Medieval to twentieth century Cork

MEDIEVAL CORK


The Normans led by Robert FitzStephen and Milo de Cogan captured Cork in 1177 and expelled the Ostmen from the city. They began to build stone walls around the city in the early thirteenth century. The wall around the south island was finished first and the wall around the north island, then called Dungarvan, was finished by the early fourteenth century.



The walls were about five metres in height and needed frequent repair. The two islands were joined by a bridge near the junction of Castle Street and the North Main Street. The North Gate Bridge and the South Gate Bridge allowed entrance to the city and there were forts guarding the entrances to both bridges.

The main street of the city was 645 metres long from the South GateBridge to the NorthGateBridge. Many lanes existed along both sides of the main street. Two castles, the King's Castle and the Queen's Castle, guarded the eastern entrance to the city.


Ships could sail between the two castles and leave cargoes on the quay which was along present-day Castle Street. The coat of arms of Cork shows a ship between two towers which many people think represent the castles although modern historians think this is unlikely. The city largely kept this shape until the city walls were destroyed after the siege of Cork in 1690.


There were also some buildings and churches outside the city near Barrack Street to the south and Shandon Street to the north. A map from 1545 gives a very good picture of what medieval Cork looked like.

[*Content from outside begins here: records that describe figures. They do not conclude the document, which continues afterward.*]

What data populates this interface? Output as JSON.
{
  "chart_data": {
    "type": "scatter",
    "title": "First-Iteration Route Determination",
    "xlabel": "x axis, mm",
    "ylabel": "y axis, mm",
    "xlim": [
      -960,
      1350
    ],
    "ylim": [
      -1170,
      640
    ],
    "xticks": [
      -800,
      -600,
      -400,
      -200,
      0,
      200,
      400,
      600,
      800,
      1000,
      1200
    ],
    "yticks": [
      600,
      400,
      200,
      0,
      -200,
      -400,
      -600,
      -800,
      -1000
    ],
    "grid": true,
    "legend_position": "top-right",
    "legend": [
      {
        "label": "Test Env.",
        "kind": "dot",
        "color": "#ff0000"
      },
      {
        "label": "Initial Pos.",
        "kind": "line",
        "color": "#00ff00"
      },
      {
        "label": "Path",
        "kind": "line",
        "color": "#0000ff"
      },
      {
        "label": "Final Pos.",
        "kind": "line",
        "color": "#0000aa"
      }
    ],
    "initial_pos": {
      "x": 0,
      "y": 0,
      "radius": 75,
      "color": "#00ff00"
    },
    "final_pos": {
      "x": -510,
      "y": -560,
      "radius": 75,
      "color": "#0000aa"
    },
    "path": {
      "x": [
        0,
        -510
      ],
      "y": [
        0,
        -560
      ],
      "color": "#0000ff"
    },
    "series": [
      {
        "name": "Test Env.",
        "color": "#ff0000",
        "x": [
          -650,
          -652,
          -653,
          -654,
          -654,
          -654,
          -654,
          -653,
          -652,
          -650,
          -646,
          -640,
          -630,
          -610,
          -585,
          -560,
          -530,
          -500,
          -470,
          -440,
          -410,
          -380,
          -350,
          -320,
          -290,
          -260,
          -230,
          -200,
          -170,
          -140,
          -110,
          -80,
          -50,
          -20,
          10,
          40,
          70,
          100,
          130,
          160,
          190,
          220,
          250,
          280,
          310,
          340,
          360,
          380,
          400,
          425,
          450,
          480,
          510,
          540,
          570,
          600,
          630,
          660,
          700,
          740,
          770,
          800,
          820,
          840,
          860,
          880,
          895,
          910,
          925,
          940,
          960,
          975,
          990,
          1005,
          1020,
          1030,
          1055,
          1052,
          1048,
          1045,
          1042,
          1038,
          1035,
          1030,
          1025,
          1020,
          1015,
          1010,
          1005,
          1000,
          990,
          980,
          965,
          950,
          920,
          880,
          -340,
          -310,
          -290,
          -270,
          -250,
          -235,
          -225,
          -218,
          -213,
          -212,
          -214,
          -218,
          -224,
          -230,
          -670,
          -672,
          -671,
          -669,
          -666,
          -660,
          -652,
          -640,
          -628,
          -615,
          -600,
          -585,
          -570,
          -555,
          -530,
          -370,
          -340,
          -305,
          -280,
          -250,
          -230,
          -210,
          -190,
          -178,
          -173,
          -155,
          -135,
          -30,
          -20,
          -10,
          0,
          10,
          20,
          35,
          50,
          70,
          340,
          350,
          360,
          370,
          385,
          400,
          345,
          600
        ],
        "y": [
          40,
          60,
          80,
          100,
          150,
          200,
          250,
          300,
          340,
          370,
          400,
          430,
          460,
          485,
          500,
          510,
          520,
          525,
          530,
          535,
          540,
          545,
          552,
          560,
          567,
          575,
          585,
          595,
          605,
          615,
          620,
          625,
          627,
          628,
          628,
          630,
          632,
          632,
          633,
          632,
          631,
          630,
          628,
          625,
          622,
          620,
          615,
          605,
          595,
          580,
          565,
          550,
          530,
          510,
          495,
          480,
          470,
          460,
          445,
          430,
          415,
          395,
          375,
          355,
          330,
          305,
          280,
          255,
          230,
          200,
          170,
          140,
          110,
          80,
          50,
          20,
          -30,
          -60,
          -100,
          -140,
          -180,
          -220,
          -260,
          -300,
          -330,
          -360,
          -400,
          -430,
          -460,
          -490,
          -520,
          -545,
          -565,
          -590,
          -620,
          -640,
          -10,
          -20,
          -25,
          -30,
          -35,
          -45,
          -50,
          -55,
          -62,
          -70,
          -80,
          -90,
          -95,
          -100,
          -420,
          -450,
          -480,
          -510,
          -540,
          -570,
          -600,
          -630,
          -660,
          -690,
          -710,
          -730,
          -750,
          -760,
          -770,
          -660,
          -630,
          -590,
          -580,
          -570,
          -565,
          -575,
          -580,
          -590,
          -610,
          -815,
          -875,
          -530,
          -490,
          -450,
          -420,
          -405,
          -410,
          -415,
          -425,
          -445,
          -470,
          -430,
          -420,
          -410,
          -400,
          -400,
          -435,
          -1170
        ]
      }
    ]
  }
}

CORK IN THE EIGHTEENTH CENTURY

Maps of Cork from 1690 show that many buildings had been built in the northern and southern suburbs. The waterway along Castle Street had been partially filled in and the north-east marsh had been drained. There are buildings shown on this marsh. The marsh would have been in the area between Paul Street and Saint Patrick's Street. The city was beginning to grow outside its medieval centre.
 

This growth increased very quickly after the city walls were left to fall down following the siege of Cork in 1690. During the eighteenth century many of the old waterways were filled in and the other marshes drained. Saint Patrick's Street, Grand Parade, the South Mall and other major streets in the city are built over the old waterways.


During work on the Cork Main Drainage Scheme one of the old tunnels carrying the water which still flows under the Grand Parade was exposed. After a number of bridges, including Saint Patrick's Bridge, were built in the late eighteenth century the northern and southern suburbs grew quickly in the areas around Shandon Street and Barrack Street.
 

Smith's map of 1750 still shows Grand Parade and Saint Patrick's Street as waterways but by the time of Beauford's map of 1801 the city looks very like it does today, a central island surrounded by the two channels of the Lee with suburbs to the north and south.

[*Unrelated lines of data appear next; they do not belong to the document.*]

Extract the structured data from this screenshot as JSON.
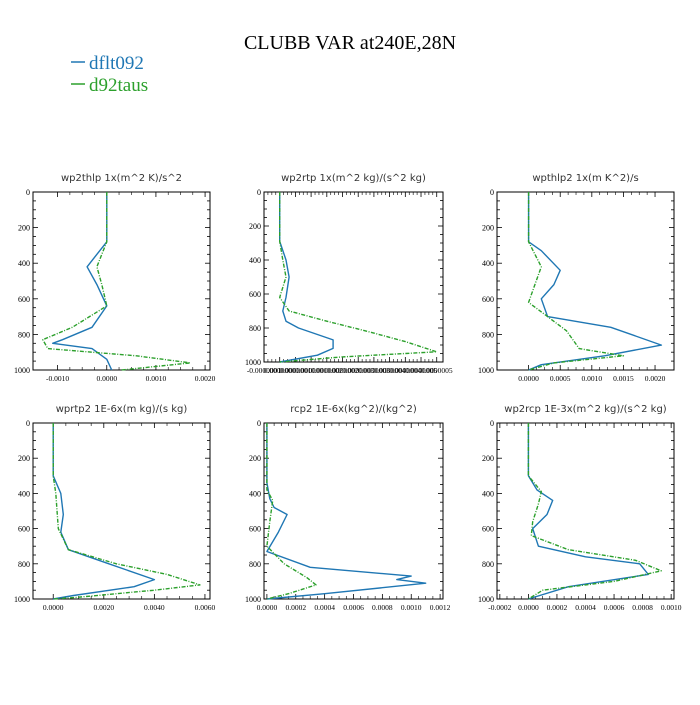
{
  "page": {
    "title": "CLUBB VAR at240E,28N",
    "legend": [
      {
        "name": "dflt092",
        "color": "#1f77b4"
      },
      {
        "name": "d92taus",
        "color": "#2ca02c"
      }
    ]
  },
  "chart_data": [
    {
      "type": "line",
      "title": "wp2thlp 1x(m^2 K)/s^2",
      "xlabel": "",
      "ylabel": "",
      "xlim": [
        -0.0015,
        0.0021
      ],
      "ylim": [
        1000,
        0
      ],
      "xticks": [
        -0.001,
        0.0,
        0.001,
        0.002
      ],
      "xtick_labels": [
        "-0.0010",
        "0.0000",
        "0.0010",
        "0.0020"
      ],
      "yticks": [
        0,
        200,
        400,
        600,
        800,
        1000
      ],
      "ytick_labels": [
        "0",
        "200",
        "400",
        "600",
        "800",
        "1000"
      ],
      "grid": false,
      "series": [
        {
          "name": "dflt092",
          "color": "#1f77b4",
          "dashed": false,
          "x": [
            0.0,
            0.0,
            -0.0002,
            -0.0004,
            -0.0002,
            0.0,
            -0.0003,
            -0.0009,
            -0.0011,
            -0.0003,
            0.0,
            0.0001
          ],
          "y": [
            0,
            280,
            350,
            420,
            520,
            640,
            760,
            830,
            850,
            880,
            940,
            1000
          ]
        },
        {
          "name": "d92taus",
          "color": "#2ca02c",
          "dashed": true,
          "x": [
            0.0,
            0.0,
            -0.0001,
            -0.0002,
            -0.0001,
            0.0,
            -0.0007,
            -0.0013,
            -0.0012,
            0.0006,
            0.0017,
            0.0003
          ],
          "y": [
            0,
            280,
            350,
            420,
            520,
            640,
            760,
            830,
            880,
            920,
            960,
            1000
          ]
        }
      ]
    },
    {
      "type": "line",
      "title": "wp2rtp 1x(m^2 kg)/(s^2 kg)",
      "xlabel": "",
      "ylabel": "",
      "xlim": [
        -5e-08,
        5.2e-07
      ],
      "ylim": [
        1000,
        0
      ],
      "xticks": [
        -5e-08,
        0.0,
        5e-08,
        1e-07,
        1.5e-07,
        2e-07,
        2.5e-07,
        3e-07,
        3.5e-07,
        4e-07,
        4.5e-07,
        5e-07
      ],
      "xtick_labels": [
        "-0.0000001",
        "0.0000000",
        "0.0000001",
        "0.0000001",
        "0.0000002",
        "0.0000002",
        "0.0000003",
        "0.0000003",
        "0.0000004",
        "0.0000004",
        "0.0000005",
        "0.0000005"
      ],
      "yticks": [
        0,
        200,
        400,
        600,
        800,
        1000
      ],
      "ytick_labels": [
        "0",
        "200",
        "400",
        "600",
        "800",
        "1000"
      ],
      "grid": false,
      "series": [
        {
          "name": "dflt092",
          "color": "#1f77b4",
          "dashed": false,
          "x": [
            0.0,
            0.0,
            2e-08,
            3e-08,
            2e-08,
            1e-08,
            2e-08,
            6e-08,
            1.7e-07,
            1.7e-07,
            1.2e-07,
            0.0
          ],
          "y": [
            0,
            290,
            400,
            500,
            620,
            700,
            760,
            800,
            870,
            920,
            960,
            1000
          ]
        },
        {
          "name": "d92taus",
          "color": "#2ca02c",
          "dashed": true,
          "x": [
            0.0,
            0.0,
            1e-08,
            2e-08,
            0.0,
            3e-08,
            1.5e-07,
            2.8e-07,
            4e-07,
            5e-07,
            2e-07,
            0.0
          ],
          "y": [
            0,
            290,
            400,
            500,
            620,
            700,
            760,
            820,
            880,
            940,
            970,
            1000
          ]
        }
      ]
    },
    {
      "type": "line",
      "title": "wpthlp2 1x(m K^2)/s",
      "xlabel": "",
      "ylabel": "",
      "xlim": [
        -0.0005,
        0.0023
      ],
      "ylim": [
        1000,
        0
      ],
      "xticks": [
        0.0,
        0.0005,
        0.001,
        0.0015,
        0.002
      ],
      "xtick_labels": [
        "0.0000",
        "0.0005",
        "0.0010",
        "0.0015",
        "0.0020"
      ],
      "yticks": [
        0,
        200,
        400,
        600,
        800,
        1000
      ],
      "ytick_labels": [
        "0",
        "200",
        "400",
        "600",
        "800",
        "1000"
      ],
      "grid": false,
      "series": [
        {
          "name": "dflt092",
          "color": "#1f77b4",
          "dashed": false,
          "x": [
            0.0,
            0.0,
            0.0002,
            0.0005,
            0.0004,
            0.0002,
            0.0003,
            0.0013,
            0.0021,
            0.0012,
            0.0002,
            0.0
          ],
          "y": [
            0,
            280,
            330,
            440,
            520,
            600,
            700,
            760,
            860,
            920,
            970,
            1000
          ]
        },
        {
          "name": "d92taus",
          "color": "#2ca02c",
          "dashed": true,
          "x": [
            0.0,
            0.0,
            0.0001,
            0.0002,
            0.0001,
            0.0,
            0.0003,
            0.0006,
            0.0008,
            0.0015,
            0.0004,
            0.0
          ],
          "y": [
            0,
            280,
            350,
            420,
            520,
            620,
            700,
            780,
            880,
            920,
            960,
            1000
          ]
        }
      ]
    },
    {
      "type": "line",
      "title": "wprtp2 1E-6x(m kg)/(s kg)",
      "xlabel": "",
      "ylabel": "",
      "xlim": [
        -0.0008,
        0.0062
      ],
      "ylim": [
        1000,
        0
      ],
      "xticks": [
        0.0,
        0.002,
        0.004,
        0.006
      ],
      "xtick_labels": [
        "0.0000",
        "0.0020",
        "0.0040",
        "0.0060"
      ],
      "yticks": [
        0,
        200,
        400,
        600,
        800,
        1000
      ],
      "ytick_labels": [
        "0",
        "200",
        "400",
        "600",
        "800",
        "1000"
      ],
      "grid": false,
      "series": [
        {
          "name": "dflt092",
          "color": "#1f77b4",
          "dashed": false,
          "x": [
            0.0,
            0.0,
            0.0003,
            0.0004,
            0.0003,
            0.0006,
            0.0022,
            0.004,
            0.0032,
            0.0008,
            0.0
          ],
          "y": [
            0,
            300,
            400,
            520,
            620,
            720,
            800,
            890,
            930,
            980,
            1000
          ]
        },
        {
          "name": "d92taus",
          "color": "#2ca02c",
          "dashed": true,
          "x": [
            0.0,
            0.0,
            0.0001,
            0.0002,
            0.0006,
            0.0025,
            0.0045,
            0.0058,
            0.004,
            0.001,
            0.0
          ],
          "y": [
            0,
            300,
            400,
            600,
            720,
            800,
            860,
            920,
            950,
            990,
            1000
          ]
        }
      ]
    },
    {
      "type": "line",
      "title": "rcp2 1E-6x(kg^2)/(kg^2)",
      "xlabel": "",
      "ylabel": "",
      "xlim": [
        -2e-05,
        0.00122
      ],
      "ylim": [
        1000,
        0
      ],
      "xticks": [
        0.0,
        0.0002,
        0.0004,
        0.0006,
        0.0008,
        0.001,
        0.0012
      ],
      "xtick_labels": [
        "0.0000",
        "0.0002",
        "0.0004",
        "0.0006",
        "0.0008",
        "0.0010",
        "0.0012"
      ],
      "yticks": [
        0,
        200,
        400,
        600,
        800,
        1000
      ],
      "ytick_labels": [
        "0",
        "200",
        "400",
        "600",
        "800",
        "1000"
      ],
      "grid": false,
      "series": [
        {
          "name": "dflt092",
          "color": "#1f77b4",
          "dashed": false,
          "x": [
            0.0,
            0.0,
            2e-05,
            5e-05,
            0.00014,
            8e-05,
            0.0,
            0.0003,
            0.001,
            0.0009,
            0.0011,
            0.0004,
            0.0
          ],
          "y": [
            0,
            340,
            430,
            480,
            520,
            620,
            730,
            820,
            870,
            890,
            910,
            970,
            1000
          ]
        },
        {
          "name": "d92taus",
          "color": "#2ca02c",
          "dashed": true,
          "x": [
            0.0,
            0.0,
            4e-05,
            2e-05,
            0.0,
            0.00012,
            0.00028,
            0.00034,
            0.00015,
            0.0
          ],
          "y": [
            0,
            380,
            440,
            560,
            700,
            800,
            880,
            920,
            970,
            1000
          ]
        }
      ]
    },
    {
      "type": "line",
      "title": "wp2rcp 1E-3x(m^2 kg)/(s^2 kg)",
      "xlabel": "",
      "ylabel": "",
      "xlim": [
        -0.00022,
        0.00102
      ],
      "ylim": [
        1000,
        0
      ],
      "xticks": [
        -0.0002,
        0.0,
        0.0002,
        0.0004,
        0.0006,
        0.0008,
        0.001
      ],
      "xtick_labels": [
        "-0.0002",
        "0.0000",
        "0.0002",
        "0.0004",
        "0.0006",
        "0.0008",
        "0.0010"
      ],
      "yticks": [
        0,
        200,
        400,
        600,
        800,
        1000
      ],
      "ytick_labels": [
        "0",
        "200",
        "400",
        "600",
        "800",
        "1000"
      ],
      "grid": false,
      "series": [
        {
          "name": "dflt092",
          "color": "#1f77b4",
          "dashed": false,
          "x": [
            0.0,
            0.0,
            6e-05,
            0.00017,
            0.00013,
            3e-05,
            7e-05,
            0.0004,
            0.00078,
            0.00084,
            0.00028,
            0.0
          ],
          "y": [
            0,
            300,
            380,
            440,
            520,
            600,
            700,
            760,
            800,
            860,
            930,
            1000
          ]
        },
        {
          "name": "d92taus",
          "color": "#2ca02c",
          "dashed": true,
          "x": [
            0.0,
            0.0,
            9e-05,
            7e-05,
            3e-05,
            2e-05,
            0.00028,
            0.00075,
            0.00093,
            0.0006,
            0.0001,
            0.0
          ],
          "y": [
            0,
            300,
            390,
            460,
            560,
            640,
            720,
            780,
            840,
            900,
            950,
            1000
          ]
        }
      ]
    }
  ]
}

CORK IN THE NINETEENTH AND TWENTIETH CENTURIES

The merchants and businessmen of Cork became very rich during the second half of the eighteenth century. They made their fortunes through brewing, distilling, exporting butter, and selling food, drink, ropes and sailcloth to the Royal Navy. The making and selling of material for clothes was also very important. As the merchants became richer they built large houses away from the noise and dirt of the city centre. They built their houses in Montenotte, Blackrock, Sunday's Well, Summerhill and Wellington Road.. The city now began to grow from east to west as well as from north to south.
 

The poorer people living in the city centre and in the lanes off Barrack Street and Shandon Street went to live in the houses left by the merchants. The houses were overcrowded with many families living in one house. Often there was only one outdoor toilet shared by all the people living in a house. Conditions in these houses were very bad and some of the people became sick because of them.
 

Cork Corporation began to knock down some of these houses in the twentieth century and built housing schemes in Gurranabraher, Ballyphehane, Turner's Cross, Churchfield, Mahon, Hollyhill and other suburbs. That was how Cork came to look like it does today.